This type of plan provides for deferred sharing of employer profits with employees. Contributions to the plan are usually discretionary, a feature many employers find desirable if they are not certain how much they can contribute to a plan from year to year. Profit sharing plans may be designed to allocate profits based on a percentage of pay, job classifications or units based on a combination of salary and hours worked.
This type of plan allows for pre-tax employee salary deferral contributions. The annual employee salary deferral is limited by law to $18,000 for the calendar year 2015 and 2016. Employees over age 50 may defer an additional "catch-up" amount of $6,000. Employers may contribute discretionary matching and/or profit sharing contributions. The employer is limited to 25% of total eligible compensation between all forms of contribution, although individuals within the group may have higher contribution rates. Salary deferrals are not included in this limitation. The plan should be communicated in such a way as to encourage high levels of participation, both initially and in the future, by employees at all levels of the organization.

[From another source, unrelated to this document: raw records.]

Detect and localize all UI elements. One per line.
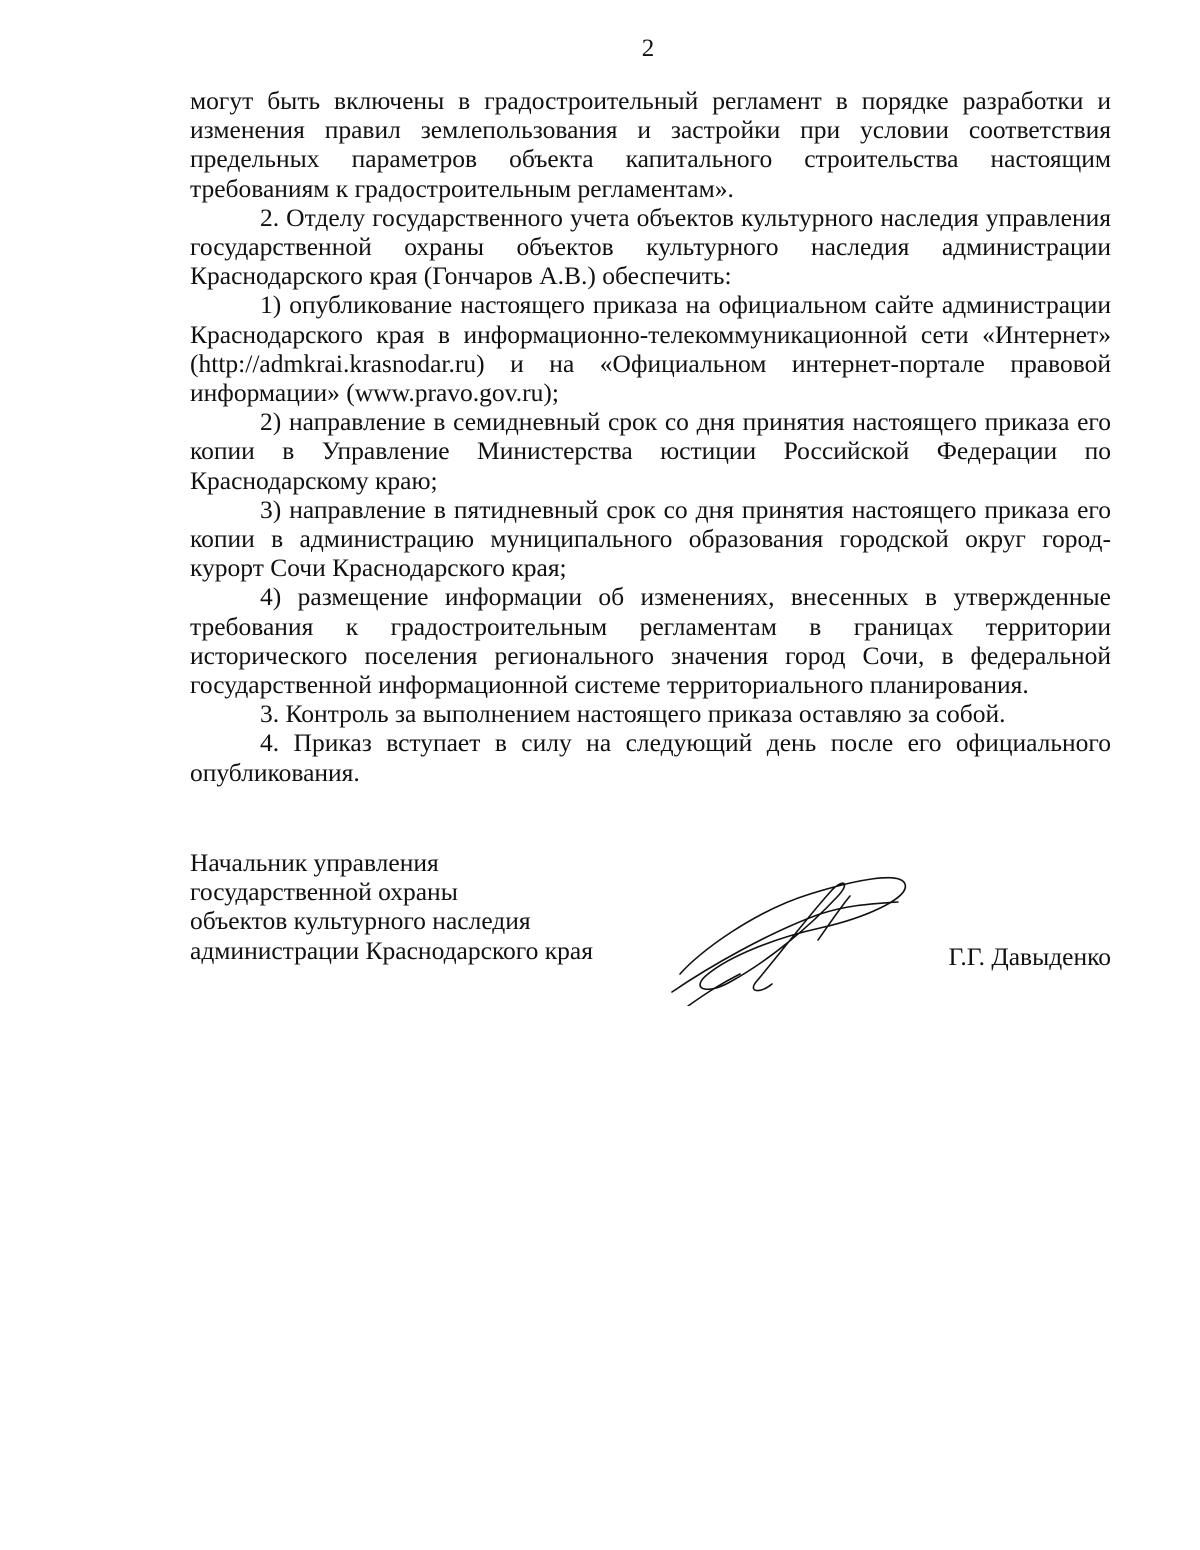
signature-block: [190, 848, 1111, 1008]
signatory-title-line: объектов культурного наследия: [190, 906, 531, 936]
handwritten-signature: [660, 856, 920, 1006]
paragraph-subitem-1: 1) опубликование настоящего приказа на официальном сайте администрации Краснодарского края в информационно-телекоммуникационной сети «Интернет» (http://admkrai.krasnodar.ru) и на «Официальном интернет-портале правовой информации» (www.pravo.gov.ru);: [190, 290, 1111, 408]
paragraph-subitem-4: 4) размещение информации об изменениях, внесенных в утвержденные требования к градостроительным регламентам в границах территории исторического поселения регионального значения город Сочи, в федеральной государственной информационной системе территориального планирования.: [190, 582, 1111, 700]
paragraph-subitem-2: 2) направление в семидневный срок со дня принятия настоящего приказа его копии в Управление Министерства юстиции Российской Федерации по Краснодарскому краю;: [190, 407, 1111, 495]
paragraph-subitem-3: 3) направление в пятидневный срок со дня принятия настоящего приказа его копии в администрацию муниципального образования городской округ город-курорт Сочи Краснодарского края;: [190, 494, 1111, 583]
signatory-title-line: Начальник управления: [190, 848, 439, 877]
document-body: [190, 86, 1111, 787]
page-number: 2: [641, 35, 655, 62]
signatory-title-line: администрации Краснодарского края: [190, 935, 593, 965]
paragraph-continuation: могут быть включены в градостроительный регламент в порядке разработки и изменения правил землепользования и застройки при условии соответствия предельных параметров объекта капитального строительства настоящим требованиям к градостроительным регламентам».: [190, 86, 1111, 203]
paragraph-item-3: 3. Контроль за выполнением настоящего приказа оставляю за собой.: [260, 699, 1006, 729]
signatory-name: Г.Г. Давыденко: [948, 942, 1111, 971]
signatory-title-line: государственной охраны: [190, 877, 458, 907]
paragraph-item-2: 2. Отделу государственного учета объектов культурного наследия управления государственной охраны объектов культурного наследия администрации Краснодарского края (Гончаров А.В.) обеспечить:: [190, 202, 1111, 291]
paragraph-item-4: 4. Приказ вступает в силу на следующий день после его официального опубликования.: [190, 728, 1111, 787]
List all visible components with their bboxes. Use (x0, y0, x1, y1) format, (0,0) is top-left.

In this type of 401(k) Plan, the employer Safe Harbor contributions are defined as a percentage of compensation and are determined prior to the start of each plan year. By committing to the fixed profit sharing or matching Safe Harbor formula the Employer is able to avoid the complicated discrimination testing which often limits contributions by the highly compensated employees under traditional 401(k) Plans. The annual employee salary deferral is limited by law to $18,000 for the calendar years 2015 and 2016. Employees over age 50 may defer an additional "catch-up" amount of $6,000.
This plan type pre-defines the dollar amount of employees' retirement benefits. The employer has minimum funding requirements, regardless of profitability. Benefits received at retirement are limited to $210,000 per year (2015 and 2016). This maximum amount increases each year for cost of living adjustments.
A traditional Defined Benefit Plan defines the retirement benefit in terms of a monthly benefit that each participant will receive at retirement. The monthly benefit is usually based on a participant's compensation, the benefit formula and their years of participation. A Cash Balance Plan defines the retirement benefit in terms of a theoretical account. The plan defines what the theoretical contribution (pay credit) and interest accumulation rate will be for each participant. A Cash Balance Plan is usually easier for participants to understand and appreciate the value of their benefits, since the participant statements reflect an annual account balance, while the statements for a traditional Defined Benefit Plan reflect the value of a monthly annuity commencing at Normal Retirement Date. Defined Benefit Plans, including Cash Balance Plans do not allow for participant investment direction.